Jeder Online-Rollenspieler kennt sie: Spieler, die durch unfaires Verhalten auffallen, Jagd auf wesentlich schwächere Spieler der Gegenseite machen, Items klauen und den anderen so den Spielspaß vermiesen. Wie "Eurogamer" berichtet, haben sich die Macher von "Everquest 2" für diese Gamer nun eine spezielle Strafe ausgedacht: eine Art Server-Hölle ohne Aussicht auf Widerkehr.

Der Server mit dem Namen "Drunder" soll noch diese Woche online gehen. Wer ihn bevölkert, entscheidet der Ingame-Kundendienst, die sogenannten Game Master. Erhalten sie Beschwerden über einen Spieler, steht es ihnen frei, ihn in die Hölle von "Drunder" zu schicken. Dass dort nur Störenfriede landen werden, legt nahe, dass auf diesem Server wohl Anarchie herrschen wird. Zumal er von den Game Mastern auch nicht betreut wird.

Verlegung kann auch beantragt werden
Masochistisch veranlagte Spieler, die unbedingt auf dem Outlaw-Server spielen wollen, können bei Bedarf bei den Game Mastern anfragen, dorthin geschickt zu werden. Geschieht dies, können sie allerdings nicht mehr auf regulären Servern spielen. Wer einmal in der "Drunder"-Hölle landet, bleibt mit allen Charakteren seines "Everquest 2"-Accounts dort.

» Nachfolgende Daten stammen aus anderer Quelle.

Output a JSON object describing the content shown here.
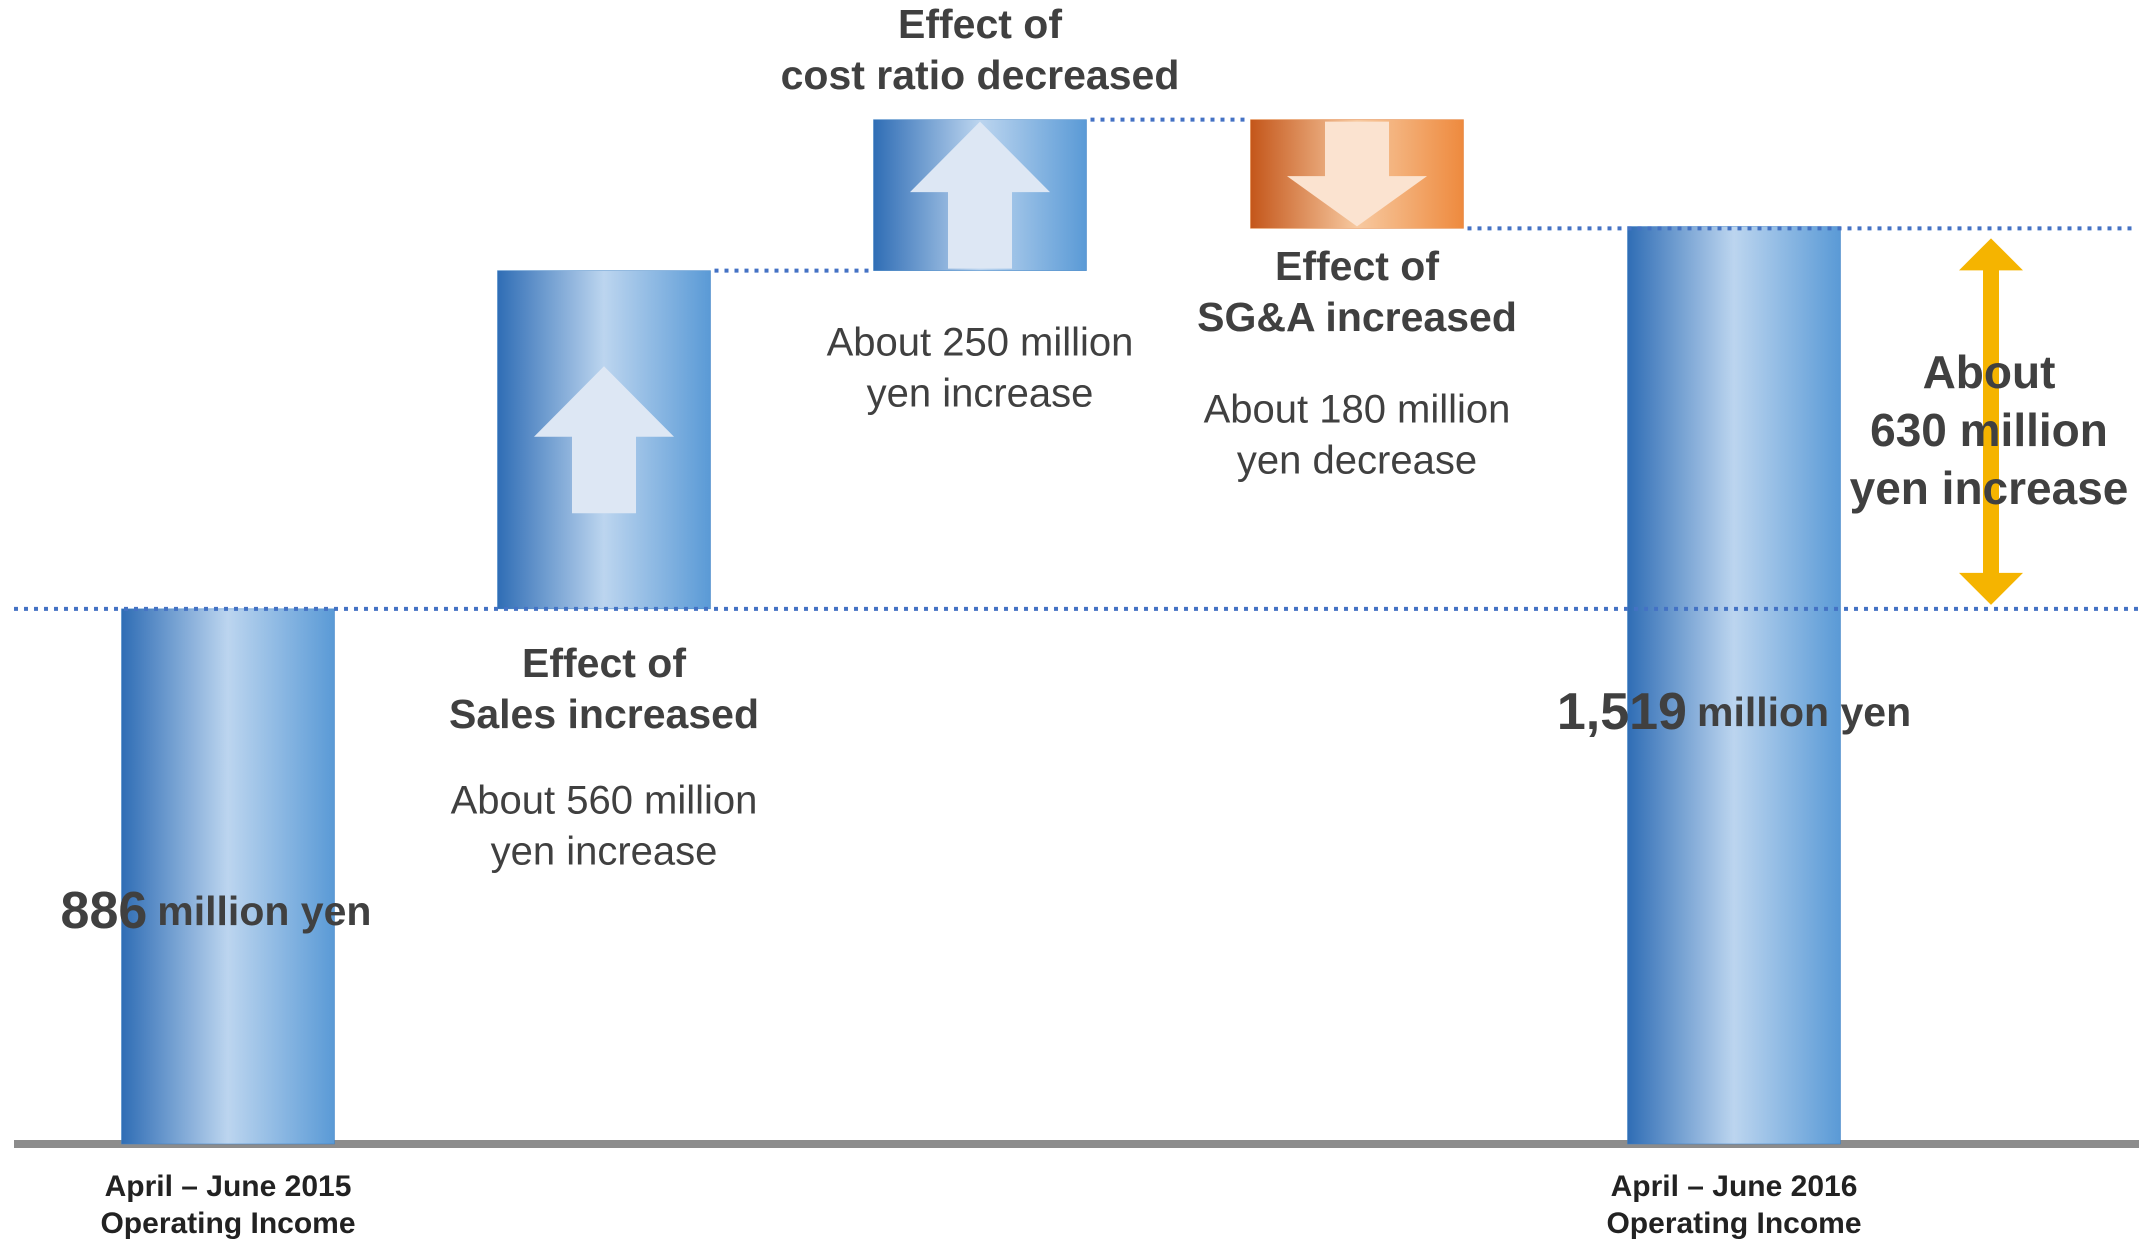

Beim Entwickler Daybreak (vormals: Sony Online Entertainment) betrachtet man den Outlaw-Server als eine Art soziales Experiment. Man werde beobachten, wie sich die Situation auf dem Höllen-Server entwickelt, aber nicht eingreifen. "Letzten Endes werden Spieler, die die Regeln brechen, eine Welt für sich selbst haben – was immer sie dann dort tun", heißt es in einem Forenbeitrag des Studios.